ERBIL, Kurdistan Region – Germany’s cabinet announced today that they supported the withdrawal of the German Federal Armed Forces, or Bundeswehr, from the Incirlik air base citing diplomatic disputes between the two nations.

"Given that Turkey is currently not in a position to allow German parliamentarians the right to visit Incirlik, the cabinet today agreed to move the Bundeswehr from Incirlik to Jordan," Defense Minister Ursula von der Leyen told reporters for Deutche Welle.

Von der Leyen went on to say that King Abdullah of Jordan supported the move. However this could delay refueling missions by approximately two to three weeks and surveillance flights by up to two or three months.

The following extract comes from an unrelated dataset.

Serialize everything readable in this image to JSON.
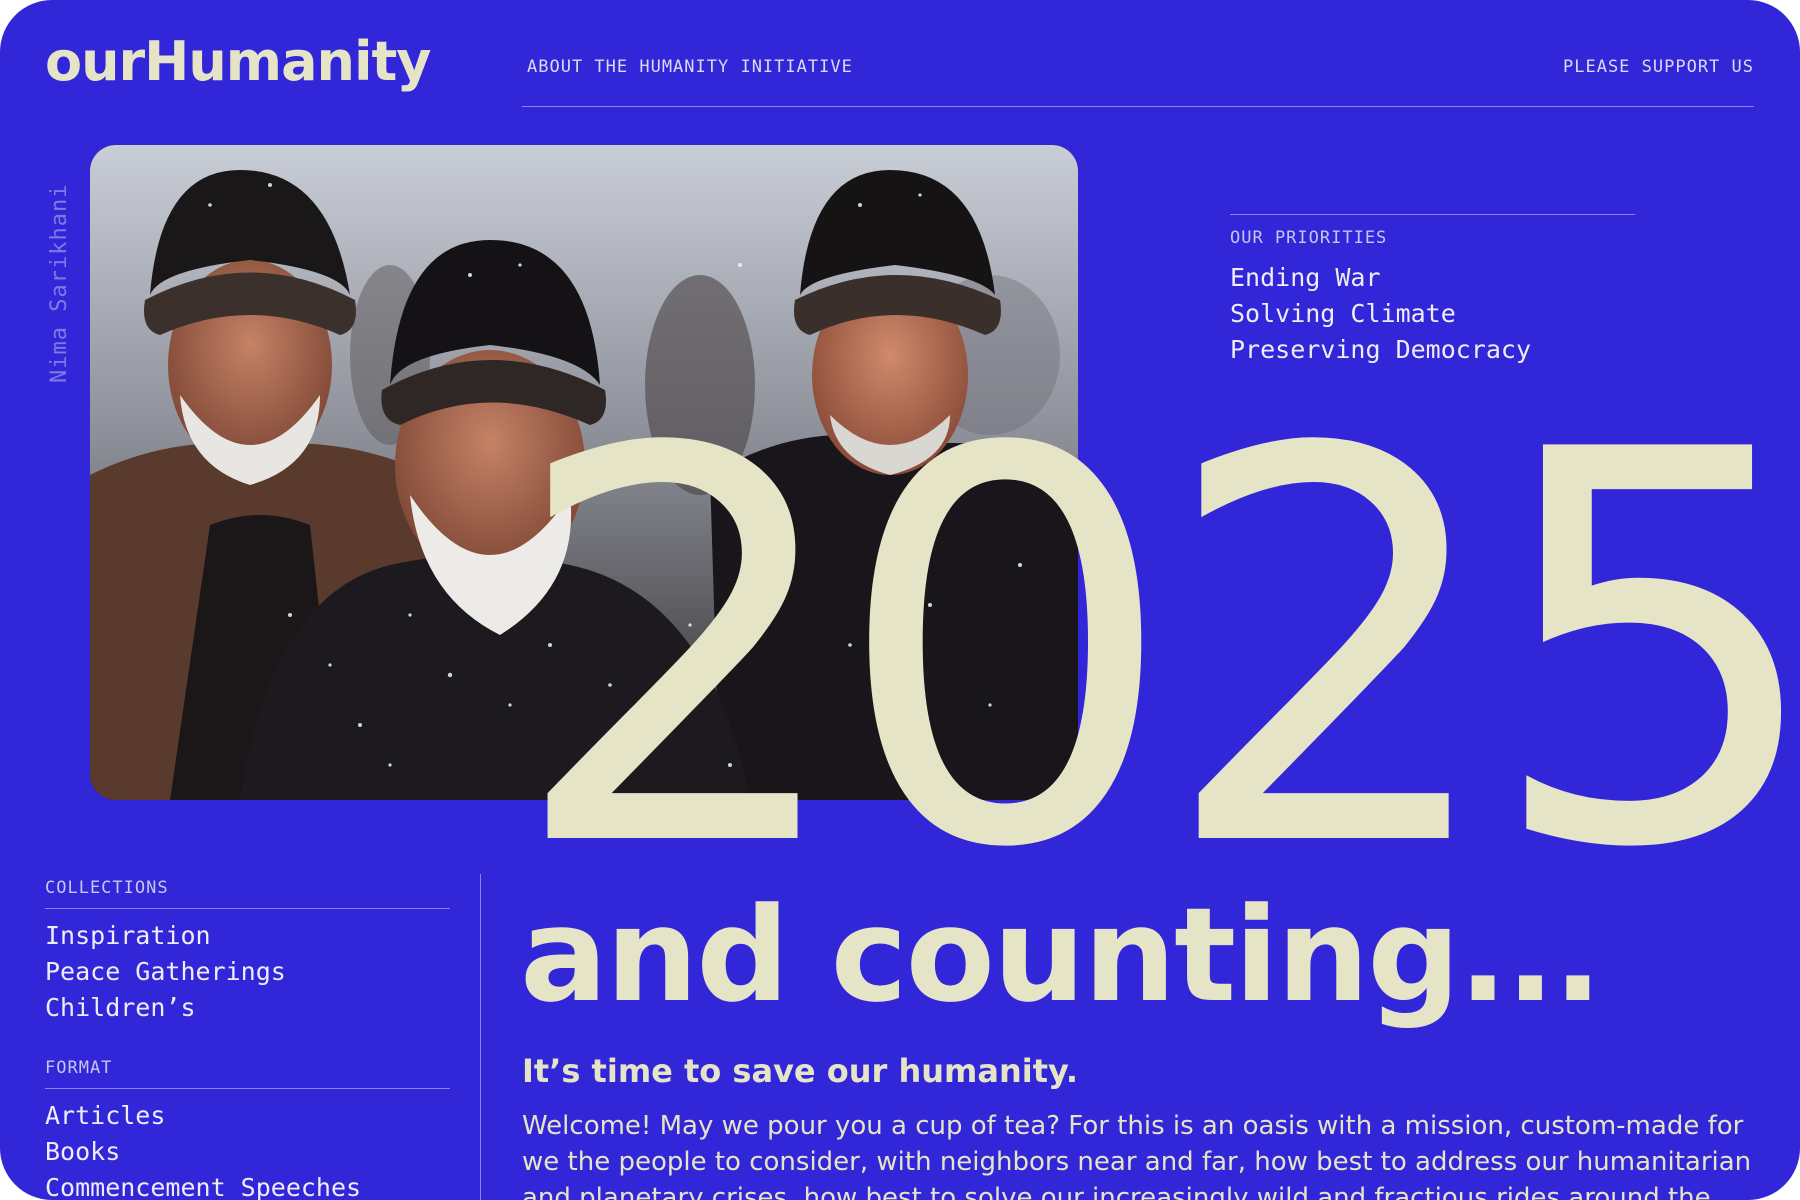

Turkish Prime Minister Binali Yıldırım responded to the decision by saying the German government can “remove its troops however it wants,” according to Turkish Hurriyet Daily News.

“There is no decision we have taken on this. They can have it their own way,” Yıldırım told reporters on June 6 at parliament. 

Turkey refused to allow lawmakers from Germany to make a routine visit to the strategic air base in the southern city of Adana last month.

Even though Germany’s cabinet has recommended withdrawing their troops from Incirlik, parliament will have the last say. In Germany, the parliament regulates the movement armed forces. This means that the lawmakers, not the government, monitor all military activity.

Germany plans to hold immediate talks with the US and US-led coalition partners fighting ISIS to ensure the move, if approved, goes as smoothly as possible.

"Above all, we should organize the withdrawal so that there is no megaphone diplomacy where we trade insults," Gabriel told Deutschlandfunk radio on Tuesday. "We have no interest in pushing Turkey into a corner," Gabriel said.

The German Federal Armed Forces are part of the US led coalition to fight ISIS and use the Turkish air base to fly Tornado surveillance missions over Syria and refuel flights for partner nations. There are 280 military personnel currently stationed at Incirlik.

Ankara became angry when Berlin had previously banned Turkish politicians from campaigning in Germany ahead of Turkey's constitutional referendum citing security concerns. Turkey responded to the ban by accusing Berlin of “Nazi-like” tactics which just fueled disputes over Incirlik.

Sigmar Gabriel, Germany’s Foreign Minister visited Turkey on Monday in a last attempt to reestablish the diplomatic relationship between the two nations in order to avoid the pullout of German troops, but said that Turkey had refused once again due to “domestic political reasons.”